Water Paintings
Opening Reception Wednesday, November 13, 2024 from 5-8pm
The Local, 13-02 44th Ave, Long Island City, NY 11101
November 10th through December 9th, 2024
Open every day, all day / 347 738-5251 / www.thelocalny.com
My landscape work is thematically grouped around the twelve months, the four seasons and the universal elements of earth, air, fire, and water. During the last few years I have concentrated on land formations in many of my compositions, but recently have begun to explore waterways in individual, diptych and triptych formats. In Long Island City, Lake George, and New Lebanon, NY, I have concentrated on rivers, creeks, tidal marshes, and their adjacent berms and native vegetation, as well as man-made features such as boathouses, docks, and tributaries.
During 2024, with the support of a Queens Art Fund New Work Grant, I embarked on a new body of paintings depicting the waterways around Long Island City and Hunters Point. I turned my attention to the East River and Newtown Creek and local industrial features such as sprinklers, ferries, boathouses, docks, mist fountains, piers, boat launches, rip-raps, bioswales and rain gardens, as well as natural ocean waters, tidal marshes, and their adjacent berms and native vegetation. This series, like the earlier earth-related work, continues to investigate the contradictions and juxtapositions of nature in relation to man-made construction and infrastructure. It encompasses local history, indigenous flora and fauna and the ever changing landscape centered around development and environmental concerns.

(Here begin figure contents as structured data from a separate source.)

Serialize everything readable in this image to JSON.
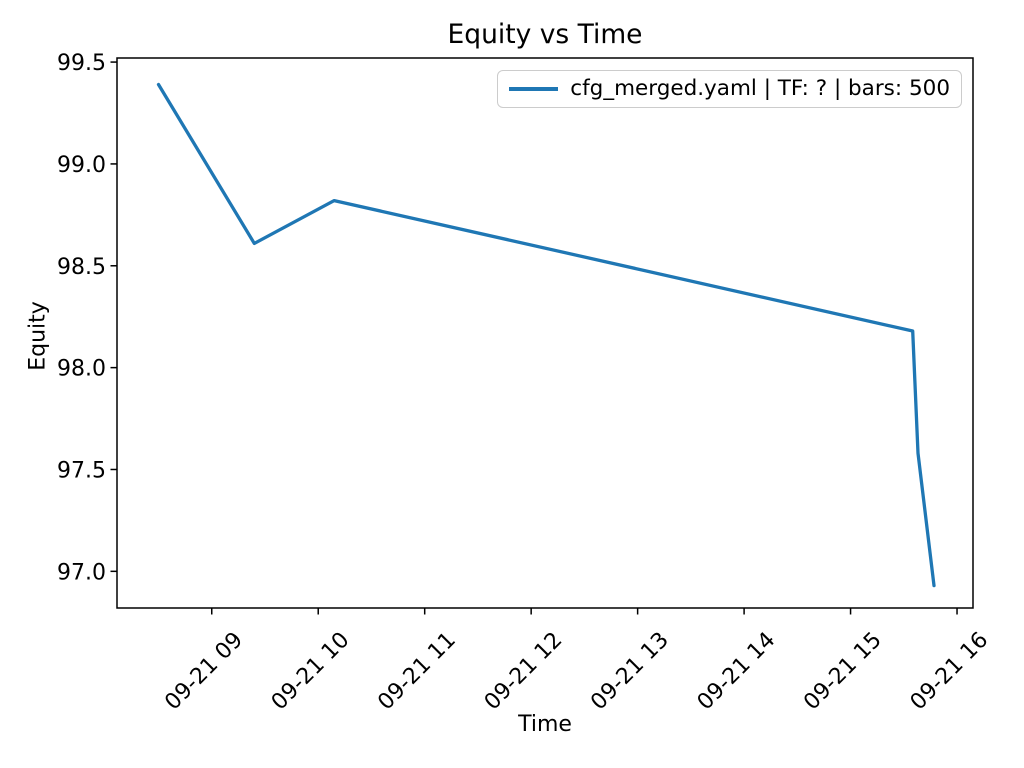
{
  "chart_data": {
    "type": "line",
    "title": "Equity vs Time",
    "xlabel": "Time",
    "ylabel": "Equity",
    "grid": false,
    "axis_color": "#000000",
    "ylim": [
      96.82,
      99.52
    ],
    "xlim_hours": [
      8.11,
      16.15
    ],
    "y_ticks": [
      99.5,
      99.0,
      98.5,
      98.0,
      97.5,
      97.0
    ],
    "y_tick_labels": [
      "99.5",
      "99.0",
      "98.5",
      "98.0",
      "97.5",
      "97.0"
    ],
    "x_tick_labels": [
      "09-21 09",
      "09-21 10",
      "09-21 11",
      "09-21 12",
      "09-21 13",
      "09-21 14",
      "09-21 15",
      "09-21 16"
    ],
    "legend": {
      "position": "upper right",
      "entries": [
        {
          "label": "cfg_merged.yaml | TF: ? | bars: 500",
          "color": "#1f77b4"
        }
      ]
    },
    "series": [
      {
        "name": "cfg_merged.yaml | TF: ? | bars: 500",
        "color": "#1f77b4",
        "line_width": 3.3,
        "points": [
          {
            "time": "09-21 08:30",
            "equity": 99.39
          },
          {
            "time": "09-21 09:24",
            "equity": 98.61
          },
          {
            "time": "09-21 10:09",
            "equity": 98.82
          },
          {
            "time": "09-21 15:35",
            "equity": 98.18
          },
          {
            "time": "09-21 15:38",
            "equity": 97.58
          },
          {
            "time": "09-21 15:47",
            "equity": 96.93
          }
        ]
      }
    ]
  }
}
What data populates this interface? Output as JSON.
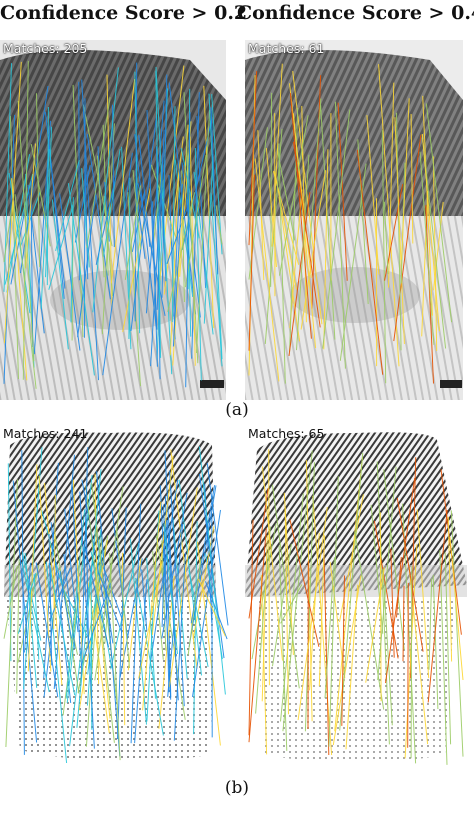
{
  "headers": {
    "left": "Confidence Score > 0.2",
    "right": "Confidence Score > 0.4"
  },
  "panels": [
    {
      "id": "a-left",
      "matches": "Matches: 205",
      "match_count": 205
    },
    {
      "id": "a-right",
      "matches": "Matches: 61",
      "match_count": 61
    },
    {
      "id": "b-left",
      "matches": "Matches: 241",
      "match_count": 241
    },
    {
      "id": "b-right",
      "matches": "Matches: 65",
      "match_count": 65
    }
  ],
  "captions": {
    "a": "(a)",
    "b": "(b)"
  },
  "colors": {
    "low_conf": "#1e88e5",
    "mid_conf": "#26c6da",
    "mid2_conf": "#9ccc65",
    "high_conf": "#fdd835",
    "top_conf": "#e65100"
  }
}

My landscape paintings include diptychs, triptychs and singular works and employ a free-ranging use of perceptual cues like photos, on-site sketches and memory. A constant throughout all this work is the device of a roving grid that serves to organize while simultaneously abstract the representational subjects, and sometimes serves as a subject itself. The multi-quadrant, cinematic format reveals different seasons and times of day, diverse vantage points, and shifting psychological states, while also accentuating the mark-making and abstraction inherent to each piece. The less-than-idyllic nature of the images suggest traces of a life lived without revealing any full on dramatizations and suggest an imprint that is personal and impersonal at the same time.